Mit der Neuübersetzung dieses 1962 mit dem Prix Goncourt ausgezeichneten Romans bekommt er nun eine zweite Chance. Man würde angesichts der Geschichte einer überlebenden polnischen Jüdin, die vor dem Antisemitismus der Nachkriegszeit nach Paris flieht und ihr Tasten durch die Welt nach dem Zivilisationsbruch des Holocaust beschreibt, heute von einem autofiktionalen Werk sprechen. Klobusiczky gibt nicht nur dieser verunsicherten und nach Rückhalt suchenden Stimme einen besonderen Ton zwischen Selbstbehauptung und Verunsicherung, sondern auch der Stadt, durch die sie sich bewegt, Atmosphäre.
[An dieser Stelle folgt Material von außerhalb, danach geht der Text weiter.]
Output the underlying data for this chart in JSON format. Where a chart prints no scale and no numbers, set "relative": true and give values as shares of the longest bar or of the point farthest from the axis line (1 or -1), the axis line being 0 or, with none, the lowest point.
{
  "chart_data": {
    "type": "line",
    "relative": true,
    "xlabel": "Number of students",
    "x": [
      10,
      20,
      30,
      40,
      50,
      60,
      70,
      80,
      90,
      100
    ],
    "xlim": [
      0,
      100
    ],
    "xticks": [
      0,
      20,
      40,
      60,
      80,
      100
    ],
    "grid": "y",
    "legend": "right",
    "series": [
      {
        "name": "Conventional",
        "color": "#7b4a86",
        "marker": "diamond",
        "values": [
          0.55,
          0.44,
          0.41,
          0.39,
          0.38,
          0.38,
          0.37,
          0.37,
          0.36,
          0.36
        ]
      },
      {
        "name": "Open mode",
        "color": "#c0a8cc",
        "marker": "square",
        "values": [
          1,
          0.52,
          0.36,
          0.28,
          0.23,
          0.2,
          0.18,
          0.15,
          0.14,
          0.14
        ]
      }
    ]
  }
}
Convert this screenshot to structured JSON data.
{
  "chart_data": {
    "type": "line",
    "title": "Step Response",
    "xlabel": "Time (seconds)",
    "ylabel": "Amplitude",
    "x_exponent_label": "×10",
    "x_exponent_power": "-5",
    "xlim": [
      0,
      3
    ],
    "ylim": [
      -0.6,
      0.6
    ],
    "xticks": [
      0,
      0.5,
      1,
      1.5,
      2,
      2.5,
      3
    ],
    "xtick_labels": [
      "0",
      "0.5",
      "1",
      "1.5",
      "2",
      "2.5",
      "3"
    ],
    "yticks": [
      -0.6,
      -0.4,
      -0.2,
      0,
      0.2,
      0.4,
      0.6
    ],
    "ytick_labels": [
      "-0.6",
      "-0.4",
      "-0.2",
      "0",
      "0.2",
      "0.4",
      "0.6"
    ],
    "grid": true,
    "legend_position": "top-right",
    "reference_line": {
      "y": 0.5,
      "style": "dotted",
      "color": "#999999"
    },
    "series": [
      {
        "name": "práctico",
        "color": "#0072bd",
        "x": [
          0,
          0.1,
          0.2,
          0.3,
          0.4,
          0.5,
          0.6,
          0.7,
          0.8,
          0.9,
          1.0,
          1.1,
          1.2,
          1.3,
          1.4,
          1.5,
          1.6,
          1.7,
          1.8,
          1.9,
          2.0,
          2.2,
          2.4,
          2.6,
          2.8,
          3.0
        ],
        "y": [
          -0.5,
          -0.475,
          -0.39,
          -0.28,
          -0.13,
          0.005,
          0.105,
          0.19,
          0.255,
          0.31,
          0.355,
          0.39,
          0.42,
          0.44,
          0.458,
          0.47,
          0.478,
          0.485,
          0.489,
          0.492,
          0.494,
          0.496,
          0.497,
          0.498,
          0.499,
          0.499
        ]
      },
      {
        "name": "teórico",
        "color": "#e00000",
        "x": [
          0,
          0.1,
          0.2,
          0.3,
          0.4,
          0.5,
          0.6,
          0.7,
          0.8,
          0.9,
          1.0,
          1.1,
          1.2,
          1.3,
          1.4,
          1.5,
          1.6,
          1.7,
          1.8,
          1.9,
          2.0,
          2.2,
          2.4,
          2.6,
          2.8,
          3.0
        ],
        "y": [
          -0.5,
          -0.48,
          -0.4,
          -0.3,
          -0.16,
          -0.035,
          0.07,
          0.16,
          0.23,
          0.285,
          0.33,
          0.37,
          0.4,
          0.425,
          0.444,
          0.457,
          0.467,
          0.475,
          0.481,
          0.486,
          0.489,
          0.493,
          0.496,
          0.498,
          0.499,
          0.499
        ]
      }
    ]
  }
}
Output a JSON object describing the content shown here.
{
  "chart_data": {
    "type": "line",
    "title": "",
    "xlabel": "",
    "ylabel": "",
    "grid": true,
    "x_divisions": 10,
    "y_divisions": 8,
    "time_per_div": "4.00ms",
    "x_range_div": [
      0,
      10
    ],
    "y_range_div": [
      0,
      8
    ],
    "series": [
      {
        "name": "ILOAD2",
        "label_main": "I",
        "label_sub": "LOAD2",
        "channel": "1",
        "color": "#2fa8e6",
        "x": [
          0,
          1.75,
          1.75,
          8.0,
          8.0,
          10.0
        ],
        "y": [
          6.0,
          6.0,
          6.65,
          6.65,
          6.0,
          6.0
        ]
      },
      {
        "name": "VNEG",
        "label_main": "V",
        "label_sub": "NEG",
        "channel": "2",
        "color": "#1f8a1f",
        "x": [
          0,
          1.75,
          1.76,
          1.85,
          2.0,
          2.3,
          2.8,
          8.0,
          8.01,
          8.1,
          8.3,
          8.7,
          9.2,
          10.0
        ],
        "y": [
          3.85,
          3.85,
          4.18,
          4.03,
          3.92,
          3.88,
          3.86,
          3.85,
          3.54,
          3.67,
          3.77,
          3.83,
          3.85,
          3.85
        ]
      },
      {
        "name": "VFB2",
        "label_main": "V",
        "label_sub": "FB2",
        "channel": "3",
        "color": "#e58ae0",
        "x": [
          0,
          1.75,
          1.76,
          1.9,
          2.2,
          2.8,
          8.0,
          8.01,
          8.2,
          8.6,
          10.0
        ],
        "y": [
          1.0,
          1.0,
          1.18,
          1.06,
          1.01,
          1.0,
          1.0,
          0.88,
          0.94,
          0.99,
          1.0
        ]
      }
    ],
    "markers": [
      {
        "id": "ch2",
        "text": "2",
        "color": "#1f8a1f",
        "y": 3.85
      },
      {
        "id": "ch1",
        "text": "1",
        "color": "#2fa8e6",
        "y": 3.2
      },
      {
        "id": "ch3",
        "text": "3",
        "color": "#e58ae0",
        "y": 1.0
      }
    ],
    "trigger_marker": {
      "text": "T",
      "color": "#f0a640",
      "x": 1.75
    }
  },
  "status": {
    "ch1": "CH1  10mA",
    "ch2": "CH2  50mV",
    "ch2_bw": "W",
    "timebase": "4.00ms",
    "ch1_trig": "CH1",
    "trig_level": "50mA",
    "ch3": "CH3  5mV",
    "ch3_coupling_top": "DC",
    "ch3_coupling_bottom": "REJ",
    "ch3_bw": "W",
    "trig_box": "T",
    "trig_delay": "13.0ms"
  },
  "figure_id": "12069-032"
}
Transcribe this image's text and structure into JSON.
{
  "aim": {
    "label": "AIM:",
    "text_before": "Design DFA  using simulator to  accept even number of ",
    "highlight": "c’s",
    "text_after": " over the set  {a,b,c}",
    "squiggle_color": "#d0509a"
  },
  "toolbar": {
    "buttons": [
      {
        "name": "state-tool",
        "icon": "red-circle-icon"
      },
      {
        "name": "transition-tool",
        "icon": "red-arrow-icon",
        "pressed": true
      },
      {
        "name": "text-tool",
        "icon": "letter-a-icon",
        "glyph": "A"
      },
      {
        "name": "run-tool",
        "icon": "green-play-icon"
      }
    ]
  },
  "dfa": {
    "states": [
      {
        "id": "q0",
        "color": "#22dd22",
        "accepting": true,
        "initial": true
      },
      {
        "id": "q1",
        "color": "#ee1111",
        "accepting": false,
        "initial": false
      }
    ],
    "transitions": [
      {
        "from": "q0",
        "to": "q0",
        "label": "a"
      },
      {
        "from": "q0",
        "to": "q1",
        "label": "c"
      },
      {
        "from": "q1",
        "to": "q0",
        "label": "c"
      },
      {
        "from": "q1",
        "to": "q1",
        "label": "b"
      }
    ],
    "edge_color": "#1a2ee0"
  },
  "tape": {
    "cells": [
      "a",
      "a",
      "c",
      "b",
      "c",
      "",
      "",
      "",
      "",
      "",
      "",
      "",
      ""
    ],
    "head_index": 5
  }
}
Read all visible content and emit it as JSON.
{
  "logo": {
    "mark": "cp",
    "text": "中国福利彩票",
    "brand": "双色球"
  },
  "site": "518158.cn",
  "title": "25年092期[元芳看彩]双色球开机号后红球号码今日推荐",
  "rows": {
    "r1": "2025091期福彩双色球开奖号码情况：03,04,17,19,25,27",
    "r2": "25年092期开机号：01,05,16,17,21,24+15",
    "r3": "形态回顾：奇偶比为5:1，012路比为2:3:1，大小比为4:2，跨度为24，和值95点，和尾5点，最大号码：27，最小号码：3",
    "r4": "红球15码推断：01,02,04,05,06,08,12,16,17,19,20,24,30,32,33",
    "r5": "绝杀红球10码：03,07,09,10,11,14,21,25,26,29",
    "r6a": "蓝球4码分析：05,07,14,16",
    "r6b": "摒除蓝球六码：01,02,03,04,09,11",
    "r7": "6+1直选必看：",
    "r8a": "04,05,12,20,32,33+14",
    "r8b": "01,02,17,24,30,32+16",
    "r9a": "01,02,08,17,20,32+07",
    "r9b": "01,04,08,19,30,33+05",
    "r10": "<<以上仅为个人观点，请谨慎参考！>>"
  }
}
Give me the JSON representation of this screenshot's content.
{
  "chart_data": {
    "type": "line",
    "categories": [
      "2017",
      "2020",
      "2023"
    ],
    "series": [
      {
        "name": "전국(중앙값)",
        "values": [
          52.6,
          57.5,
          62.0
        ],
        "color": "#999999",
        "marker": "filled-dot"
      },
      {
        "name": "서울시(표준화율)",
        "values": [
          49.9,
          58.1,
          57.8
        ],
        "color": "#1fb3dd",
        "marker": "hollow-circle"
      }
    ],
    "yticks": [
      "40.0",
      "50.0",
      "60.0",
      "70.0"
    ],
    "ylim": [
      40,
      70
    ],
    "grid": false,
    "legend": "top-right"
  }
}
Und zugleich bewegt sich der Text durch eine Welt, die sich für die Protagonistin surreal anfühlen musste. Der durch- und überlebte Horror kehrt in finsteren Träumen wieder, manchmal überfallen sie die Gespenster der Vergangenheit auch mitten am Tag. Da öffnet sich der Boden unter ihren Füßen und »ringsherum tanzen die Flammen« »Gepäck aus Sand« verweigert sich dem Realismus, tatsächlich in Raum und Zeit verorten lässt sich die Geschichte nicht. Aber das braucht es auch nicht angesichts dieser universellen Erzählung einer Frau, die sich fremd in einer Welt fühlt, die von der eigenen Schuld nichts wissen will.